En faisant reposer leur argumentaire sur la méconnaissance du grand public des luttes et vécus des personnes trans, les militant·es anti-trans diabolisent les parcours de transition. Iels font preuve d’une malhonnêteté intellectuelle jouant notamment sur la peur vis-à-vis des enfants trans. La dysphorie de genre deviendrait alors un trouble mental, les opérations, des mutilations, et le soutien du personnel médical et de la communauté trans, des thérapies de conversion. Comme lors du mariage pour tous, la protection des enfants devient un faux-nez derrière lequel iels se cachent pour peser dans le débat public contre les personnes trans.
Les droits trans sont indissociables des droits des femmes
La période politique actuelle voit un violent retour de bâton s’abattre sur les droits des femmes, alors que le gouvernement français maintient en poste des ministres accusés de viols. Ailleurs dans le monde, le droit à l’avortement est bafoué, en Pologne et aux États-Unis notamment. Avec 89 député·es RN à l'Assemblée nationale, nous ne sommes pas exempts d'une attaque d'une telle ampleur. Il est plus que jamais important de ne pas se tromper de combat.
Aux États-Unis, l'attaque sur le droit à l'avortement a été précédée par de nombreuses lois anti-trans : dans l’Ohio, la loi Save Women’s Sports Act prévoit qu’en cas de doute sur le sexe d’une élève, celle-ci doit subir un examen intrusif pour prouver son sexe. Dans tous ces cas, il s’agit d’une attaque sur le droit des personnes à disposer de leur corps. L’arrivée d’attaques similaires contre les personnes trans en France nous laisse présager un sort semblable à celui des États-Unis.
La vision essentialiste des femmes que promeuvent les militant·es anti-trans est partagée par les théoricien·nes réactionnaires et des masculinismes. Il n’y a pas de surprise à ce que ces deux groupes aient coopéré et que l'extrême droite soit le premier relais des publications anti-trans.
Quelles perspectives pour les mouvements féministes et trans ?
Peu importe que les transitions paraissent incompréhensibles ou abstraites, les personnes trans ne sont pas un exercice de pensée destiné à interroger ce qui définit les rôles masculins et féminins.
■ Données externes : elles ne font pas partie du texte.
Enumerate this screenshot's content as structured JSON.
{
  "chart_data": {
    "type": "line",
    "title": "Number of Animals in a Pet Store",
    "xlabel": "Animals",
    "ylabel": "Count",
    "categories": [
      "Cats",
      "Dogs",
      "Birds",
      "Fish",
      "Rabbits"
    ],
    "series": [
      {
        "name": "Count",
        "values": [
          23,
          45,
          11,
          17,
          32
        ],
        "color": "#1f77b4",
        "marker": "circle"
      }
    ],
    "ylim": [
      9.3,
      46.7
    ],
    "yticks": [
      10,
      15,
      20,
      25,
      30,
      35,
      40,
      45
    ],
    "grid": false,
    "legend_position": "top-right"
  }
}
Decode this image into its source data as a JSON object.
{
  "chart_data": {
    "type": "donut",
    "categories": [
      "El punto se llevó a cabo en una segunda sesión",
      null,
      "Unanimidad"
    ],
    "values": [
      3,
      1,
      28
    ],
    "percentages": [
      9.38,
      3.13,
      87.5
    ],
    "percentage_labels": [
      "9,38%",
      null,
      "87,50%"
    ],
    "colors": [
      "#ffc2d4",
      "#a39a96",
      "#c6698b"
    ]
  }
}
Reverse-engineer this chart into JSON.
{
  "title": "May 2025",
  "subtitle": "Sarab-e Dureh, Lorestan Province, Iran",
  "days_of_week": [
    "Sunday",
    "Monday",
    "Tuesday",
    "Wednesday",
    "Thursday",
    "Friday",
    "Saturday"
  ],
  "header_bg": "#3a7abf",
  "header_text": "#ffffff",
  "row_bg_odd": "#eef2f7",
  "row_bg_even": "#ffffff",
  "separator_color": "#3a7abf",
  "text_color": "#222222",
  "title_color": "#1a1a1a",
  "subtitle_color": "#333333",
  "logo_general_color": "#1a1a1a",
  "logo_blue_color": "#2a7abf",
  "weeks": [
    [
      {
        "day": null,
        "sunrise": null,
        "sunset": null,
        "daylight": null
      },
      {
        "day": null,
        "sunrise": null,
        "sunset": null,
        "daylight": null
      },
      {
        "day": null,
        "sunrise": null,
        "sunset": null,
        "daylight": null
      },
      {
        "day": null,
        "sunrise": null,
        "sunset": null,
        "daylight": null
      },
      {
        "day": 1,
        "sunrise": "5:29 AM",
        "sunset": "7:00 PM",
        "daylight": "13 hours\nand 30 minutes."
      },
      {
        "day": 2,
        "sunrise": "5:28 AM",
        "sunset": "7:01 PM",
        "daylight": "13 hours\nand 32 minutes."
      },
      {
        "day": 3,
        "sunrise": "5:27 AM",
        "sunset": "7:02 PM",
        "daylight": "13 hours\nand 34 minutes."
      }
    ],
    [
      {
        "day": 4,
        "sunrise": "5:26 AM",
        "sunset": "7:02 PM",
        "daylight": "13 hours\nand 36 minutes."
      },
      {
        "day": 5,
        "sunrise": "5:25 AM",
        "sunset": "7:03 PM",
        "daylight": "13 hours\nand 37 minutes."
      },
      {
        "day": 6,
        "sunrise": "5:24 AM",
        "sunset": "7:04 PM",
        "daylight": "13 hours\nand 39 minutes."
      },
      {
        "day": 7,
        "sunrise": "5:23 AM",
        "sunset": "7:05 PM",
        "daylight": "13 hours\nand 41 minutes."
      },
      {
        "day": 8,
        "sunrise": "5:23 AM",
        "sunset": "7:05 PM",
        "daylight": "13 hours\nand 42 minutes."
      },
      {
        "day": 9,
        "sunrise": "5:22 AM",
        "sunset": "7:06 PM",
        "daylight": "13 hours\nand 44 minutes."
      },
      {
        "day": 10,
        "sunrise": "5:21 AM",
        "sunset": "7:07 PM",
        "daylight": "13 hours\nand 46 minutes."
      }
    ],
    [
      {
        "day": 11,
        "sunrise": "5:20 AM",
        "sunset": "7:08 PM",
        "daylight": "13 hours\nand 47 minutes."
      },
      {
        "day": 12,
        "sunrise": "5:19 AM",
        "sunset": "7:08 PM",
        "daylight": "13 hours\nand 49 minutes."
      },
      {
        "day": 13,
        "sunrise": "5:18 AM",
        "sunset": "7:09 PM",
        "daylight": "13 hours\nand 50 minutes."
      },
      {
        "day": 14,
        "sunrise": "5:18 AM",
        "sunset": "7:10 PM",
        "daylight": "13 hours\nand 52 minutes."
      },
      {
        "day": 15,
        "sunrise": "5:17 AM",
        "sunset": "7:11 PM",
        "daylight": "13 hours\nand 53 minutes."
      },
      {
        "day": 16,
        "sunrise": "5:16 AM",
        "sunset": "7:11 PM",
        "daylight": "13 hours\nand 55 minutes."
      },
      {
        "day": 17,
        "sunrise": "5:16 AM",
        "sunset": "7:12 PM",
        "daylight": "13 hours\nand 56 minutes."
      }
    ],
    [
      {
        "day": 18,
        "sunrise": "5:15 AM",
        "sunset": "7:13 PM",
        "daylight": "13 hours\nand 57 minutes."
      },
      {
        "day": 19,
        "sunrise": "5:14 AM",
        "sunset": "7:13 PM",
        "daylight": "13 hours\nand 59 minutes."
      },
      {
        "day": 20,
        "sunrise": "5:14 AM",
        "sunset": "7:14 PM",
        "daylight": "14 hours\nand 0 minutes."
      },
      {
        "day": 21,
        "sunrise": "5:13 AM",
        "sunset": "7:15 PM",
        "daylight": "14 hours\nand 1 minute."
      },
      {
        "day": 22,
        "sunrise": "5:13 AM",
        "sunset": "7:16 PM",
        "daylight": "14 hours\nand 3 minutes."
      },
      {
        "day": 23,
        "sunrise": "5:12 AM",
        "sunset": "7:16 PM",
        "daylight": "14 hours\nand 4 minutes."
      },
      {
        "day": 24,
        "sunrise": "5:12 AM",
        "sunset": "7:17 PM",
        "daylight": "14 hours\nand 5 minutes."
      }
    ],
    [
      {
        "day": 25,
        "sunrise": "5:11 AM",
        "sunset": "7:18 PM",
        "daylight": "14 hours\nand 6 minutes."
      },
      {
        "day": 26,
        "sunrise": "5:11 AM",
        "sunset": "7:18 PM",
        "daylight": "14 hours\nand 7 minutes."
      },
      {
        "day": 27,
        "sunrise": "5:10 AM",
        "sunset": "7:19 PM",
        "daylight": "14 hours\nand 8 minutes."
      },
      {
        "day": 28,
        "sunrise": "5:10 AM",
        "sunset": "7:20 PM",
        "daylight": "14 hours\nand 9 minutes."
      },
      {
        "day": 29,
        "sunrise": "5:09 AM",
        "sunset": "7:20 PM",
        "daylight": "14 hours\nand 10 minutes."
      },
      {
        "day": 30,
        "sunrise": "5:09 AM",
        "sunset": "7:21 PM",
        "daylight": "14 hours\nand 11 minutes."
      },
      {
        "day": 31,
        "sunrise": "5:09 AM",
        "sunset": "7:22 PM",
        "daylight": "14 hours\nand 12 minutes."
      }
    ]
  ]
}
La situation politique actuelle oblige le mouvement féministe à se positionner en soutien des revendications des personnes trans. Assister sans prendre parti n'est pas une option. Ne pas se revendiquer anti-trans ne suffit pas, il faut activement exiger avec les trans et avec les féministes, l’émancipation trans.
- Nous revendiquons l'autonomie des parcours de transition, la simplification de l'accès aux procédures administratives, la formation du personnel de santé, l'accès aux soins de transition et le remboursement intégral.
- Nous demandons l'ouverture réelle de la PMA aux personnes trans et la facilitation de la filiation administrative pour les parents trans.
- Nous appelons à une hausse des subventions en faveur des associations venant en aide aux personnes LGBTI pour garantir la pérennité de leurs actions.
- Nous défendons une approche matérialiste des questions trans, c'est-à-dire qui ne soit pas empêtrée dans une approche essentialiste de la féminité, se basant sur les expériences des personnes trans et non sur ce qu'en fantasment les réactionnaires.
- Nous réclamons de la part de la presse et des médias qu’ils prennent leur responsabilité dans la manière dont ils ont de représenter et de diffuser les discours sur les personnes trans.
- Nous exigeons un soutien clair, économique et institutionnel des acteurs politiques aux personnes trans et à leurs droits.
- Nous nous dressons contre l'instrumentalisation par intérêt anti-trans des parcours des lesbiennes et des personnes qui ont détransitionné.
- Nous nous opposons à la discorde que certain·es essayent de pousser entre féminisme et droits trans.
- Nous appelons au soutien actif de toutes les forces se revendiquant du féminisme envers les personnes trans.